Study reveals safety signal from genes that mimic drugs
Prospective mothers taking a new class of cholesterol-lowering drugs might incur higher risk of spina bifida in their future children, according to a study published in the journal Drug Safety by researchers at Vanderbilt University Medical Center.
The first two drugs in the new class, alirocumab and evolocumab, were approved by the Food and Drug Administration in 2015. They're taken by patients who don't respond well to first-line therapy.
The study findings, reported by Rebecca Jerome, MLIS, MPH, Joshua Denny, MD, MS, and colleagues, hinge on a new kind of epidemiological evidence. Nature sometimes beats pharmacology to the punch: name any drug with a targeted molecular mechanism, and there's a chance that there are people walking around with genetic variants that more or less mimic the action of the drug, people who indeed exhibit the benefits and side effects of the drug.
Analyzing the electronic health records of these patients, researchers can learn whether a drug-mimicking variant appears to provide protection against any other medical conditions. That is, they can check for drug-repurposing signals, which could subsequently be tested in clinical trials.

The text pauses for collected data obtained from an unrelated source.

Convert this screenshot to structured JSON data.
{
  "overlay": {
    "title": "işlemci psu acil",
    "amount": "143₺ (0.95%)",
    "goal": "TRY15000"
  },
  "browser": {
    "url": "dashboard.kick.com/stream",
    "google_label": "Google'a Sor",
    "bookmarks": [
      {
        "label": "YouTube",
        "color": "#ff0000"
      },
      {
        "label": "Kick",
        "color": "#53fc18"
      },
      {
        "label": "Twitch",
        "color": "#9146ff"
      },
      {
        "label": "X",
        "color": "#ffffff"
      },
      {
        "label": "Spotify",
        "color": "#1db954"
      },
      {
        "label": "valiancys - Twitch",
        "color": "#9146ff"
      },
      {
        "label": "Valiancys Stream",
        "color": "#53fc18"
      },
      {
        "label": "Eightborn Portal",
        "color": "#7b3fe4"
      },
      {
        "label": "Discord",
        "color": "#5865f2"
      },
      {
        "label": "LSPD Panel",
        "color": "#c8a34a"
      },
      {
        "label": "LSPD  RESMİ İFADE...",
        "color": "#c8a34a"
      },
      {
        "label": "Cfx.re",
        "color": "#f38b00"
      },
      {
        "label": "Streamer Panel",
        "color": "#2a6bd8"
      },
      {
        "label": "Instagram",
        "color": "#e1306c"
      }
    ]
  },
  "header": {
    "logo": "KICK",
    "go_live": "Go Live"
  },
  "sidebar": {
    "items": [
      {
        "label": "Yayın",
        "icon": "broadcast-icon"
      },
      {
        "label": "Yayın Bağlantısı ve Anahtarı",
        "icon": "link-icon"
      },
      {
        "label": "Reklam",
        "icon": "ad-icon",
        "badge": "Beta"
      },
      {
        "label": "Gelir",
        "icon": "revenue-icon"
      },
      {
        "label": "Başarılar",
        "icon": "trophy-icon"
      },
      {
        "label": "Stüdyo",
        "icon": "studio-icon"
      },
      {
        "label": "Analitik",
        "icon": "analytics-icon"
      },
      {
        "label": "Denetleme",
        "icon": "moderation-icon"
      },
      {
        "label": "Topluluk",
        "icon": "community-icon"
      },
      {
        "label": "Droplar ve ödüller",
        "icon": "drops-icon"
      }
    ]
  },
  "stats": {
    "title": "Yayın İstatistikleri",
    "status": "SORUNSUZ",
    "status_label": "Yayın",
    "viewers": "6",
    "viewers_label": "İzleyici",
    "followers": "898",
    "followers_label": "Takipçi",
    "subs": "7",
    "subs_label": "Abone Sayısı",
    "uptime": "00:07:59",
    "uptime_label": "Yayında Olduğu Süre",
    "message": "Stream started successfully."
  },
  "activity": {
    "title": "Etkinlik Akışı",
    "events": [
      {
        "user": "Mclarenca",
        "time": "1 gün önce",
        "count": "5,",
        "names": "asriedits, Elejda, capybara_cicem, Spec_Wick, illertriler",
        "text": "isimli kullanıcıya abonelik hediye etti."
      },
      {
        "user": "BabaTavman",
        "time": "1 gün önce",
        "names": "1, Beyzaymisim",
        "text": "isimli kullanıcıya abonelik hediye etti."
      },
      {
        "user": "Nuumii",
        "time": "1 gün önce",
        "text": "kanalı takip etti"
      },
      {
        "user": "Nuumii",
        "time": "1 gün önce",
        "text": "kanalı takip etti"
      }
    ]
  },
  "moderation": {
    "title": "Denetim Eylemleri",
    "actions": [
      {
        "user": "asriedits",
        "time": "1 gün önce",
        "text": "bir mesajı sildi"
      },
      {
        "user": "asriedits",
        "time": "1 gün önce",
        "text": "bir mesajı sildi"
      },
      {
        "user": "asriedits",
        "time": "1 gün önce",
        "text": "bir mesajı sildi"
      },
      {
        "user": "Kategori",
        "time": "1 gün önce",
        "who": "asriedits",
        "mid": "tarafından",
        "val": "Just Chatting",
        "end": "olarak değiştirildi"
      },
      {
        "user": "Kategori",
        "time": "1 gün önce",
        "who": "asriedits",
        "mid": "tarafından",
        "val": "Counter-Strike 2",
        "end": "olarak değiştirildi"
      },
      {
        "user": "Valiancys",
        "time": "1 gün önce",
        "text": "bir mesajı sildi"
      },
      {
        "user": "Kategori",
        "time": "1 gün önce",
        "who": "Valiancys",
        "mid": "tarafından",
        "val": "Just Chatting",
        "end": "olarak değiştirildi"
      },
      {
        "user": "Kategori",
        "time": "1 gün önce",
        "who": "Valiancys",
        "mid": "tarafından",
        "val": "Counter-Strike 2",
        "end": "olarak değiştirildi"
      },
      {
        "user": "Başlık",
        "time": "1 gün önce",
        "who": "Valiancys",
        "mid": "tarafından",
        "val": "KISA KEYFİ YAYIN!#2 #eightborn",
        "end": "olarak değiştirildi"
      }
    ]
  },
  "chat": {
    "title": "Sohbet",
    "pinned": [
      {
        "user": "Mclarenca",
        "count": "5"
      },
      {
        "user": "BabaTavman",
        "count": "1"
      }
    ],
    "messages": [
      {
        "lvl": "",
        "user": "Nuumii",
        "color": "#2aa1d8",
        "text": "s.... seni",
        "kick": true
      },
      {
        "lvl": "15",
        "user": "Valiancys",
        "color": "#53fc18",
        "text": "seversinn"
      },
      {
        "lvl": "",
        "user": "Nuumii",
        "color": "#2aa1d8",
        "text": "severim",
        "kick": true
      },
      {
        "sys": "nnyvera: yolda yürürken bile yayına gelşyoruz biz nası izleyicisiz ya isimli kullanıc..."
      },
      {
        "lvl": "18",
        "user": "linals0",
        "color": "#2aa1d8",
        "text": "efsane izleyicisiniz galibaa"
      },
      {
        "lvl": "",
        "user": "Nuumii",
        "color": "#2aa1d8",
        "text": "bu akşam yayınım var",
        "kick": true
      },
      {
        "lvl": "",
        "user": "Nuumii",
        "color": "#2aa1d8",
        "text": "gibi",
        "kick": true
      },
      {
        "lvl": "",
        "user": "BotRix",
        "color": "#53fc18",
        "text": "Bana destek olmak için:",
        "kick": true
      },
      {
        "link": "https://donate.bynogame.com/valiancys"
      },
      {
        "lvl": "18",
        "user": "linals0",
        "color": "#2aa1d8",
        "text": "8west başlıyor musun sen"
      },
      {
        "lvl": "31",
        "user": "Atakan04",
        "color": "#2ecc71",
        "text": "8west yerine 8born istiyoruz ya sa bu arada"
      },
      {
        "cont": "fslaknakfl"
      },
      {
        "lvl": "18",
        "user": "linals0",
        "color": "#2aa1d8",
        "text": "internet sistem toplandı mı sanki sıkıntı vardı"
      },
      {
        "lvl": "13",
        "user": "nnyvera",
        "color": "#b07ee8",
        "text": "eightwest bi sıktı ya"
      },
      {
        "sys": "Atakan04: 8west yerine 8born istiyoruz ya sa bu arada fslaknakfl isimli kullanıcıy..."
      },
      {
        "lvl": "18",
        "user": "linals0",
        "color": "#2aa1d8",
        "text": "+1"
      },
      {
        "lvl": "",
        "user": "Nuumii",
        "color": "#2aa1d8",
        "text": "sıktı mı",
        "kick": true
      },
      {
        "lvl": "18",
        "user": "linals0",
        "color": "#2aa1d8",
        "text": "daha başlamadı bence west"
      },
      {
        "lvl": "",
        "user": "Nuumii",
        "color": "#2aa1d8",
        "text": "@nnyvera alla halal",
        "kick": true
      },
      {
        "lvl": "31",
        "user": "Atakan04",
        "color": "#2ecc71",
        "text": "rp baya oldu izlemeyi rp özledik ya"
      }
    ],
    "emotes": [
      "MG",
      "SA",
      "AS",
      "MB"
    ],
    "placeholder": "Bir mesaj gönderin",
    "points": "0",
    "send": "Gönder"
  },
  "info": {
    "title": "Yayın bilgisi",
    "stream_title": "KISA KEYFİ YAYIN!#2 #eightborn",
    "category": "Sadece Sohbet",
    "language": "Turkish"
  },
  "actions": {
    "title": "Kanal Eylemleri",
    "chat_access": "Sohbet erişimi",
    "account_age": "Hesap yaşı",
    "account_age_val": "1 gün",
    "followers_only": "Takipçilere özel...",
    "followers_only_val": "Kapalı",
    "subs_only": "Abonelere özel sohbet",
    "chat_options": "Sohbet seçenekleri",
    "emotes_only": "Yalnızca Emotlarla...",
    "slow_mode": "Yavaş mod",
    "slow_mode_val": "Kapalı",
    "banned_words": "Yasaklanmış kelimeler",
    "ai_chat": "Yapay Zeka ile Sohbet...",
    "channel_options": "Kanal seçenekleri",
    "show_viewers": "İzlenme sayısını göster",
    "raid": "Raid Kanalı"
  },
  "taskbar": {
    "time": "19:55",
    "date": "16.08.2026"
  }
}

With costs for developing new drugs stretching into billions of dollars, drug repurposing is a growing enterprise.
If drug-mimicking genetic variants pose risks for people, analysis of health records could by the same token reveal safety signals for new drugs.
BioVU, one of the largest repositories of its kind, links patient DNA samples to de-identified electronic health records, leaving VUMC researchers well positioned to look for both kinds of signals.
The drugs in this study inhibit an enzyme known as PCSK9. Some people have loss-of-function genetic variants that cause a similar inhibition of PCSK9. As reflected in de-identified health records in BioVU, these patients indeed exhibit markedly lower levels of LDL, or low-density lipoprotein, also called bad cholesterol. Unfortunately, no drug repurposing signals were found in these patients' health records.
But their records do reflect approximately six times the risk of spina bifida.
"We felt it was worth publishing our findings because they were concordant with another study that we found where women who were carrying fetuses that had neural tube defects had lower PCSK9 levels than women carrying fetuses without these defects. When we find signals of this sort, we can turn to the literature to look for context and corroborating studies. Whether these are safety signals or repurposing signals, I think of our approach as weaving together various strands of information," said Jerome, manager of Translational Research for the Vanderbilt Institute for Clinical and Translational Research.
The authors recommend surveillance and further research to validate the BioVU drug safety signal.
"We're not trying to prove anything here. It's more about detecting things that people can then explore with further work, and about starting to build hypotheses regarding what might be going on," Jerome said. "Findings like this could help drug companies and safety investigators get more focused about what they're looking for.
"It would be ideal to know the genotype of the mothers of the children found with this birth defect in our study, but we don't know anything about the mothers—except that they weren't taking PCSK9 inhibitors, because they weren't yet approved when these women would have been pregnant," Jerome said.
This research strategy uses a method developed by Denny at VUMC called PheWAS, or phenome-wide association study.
VUMC has a research incubator devoted to finding and testing drug repurposing candidates, and will soon launch phase II clinical trials of an initial set of candidates.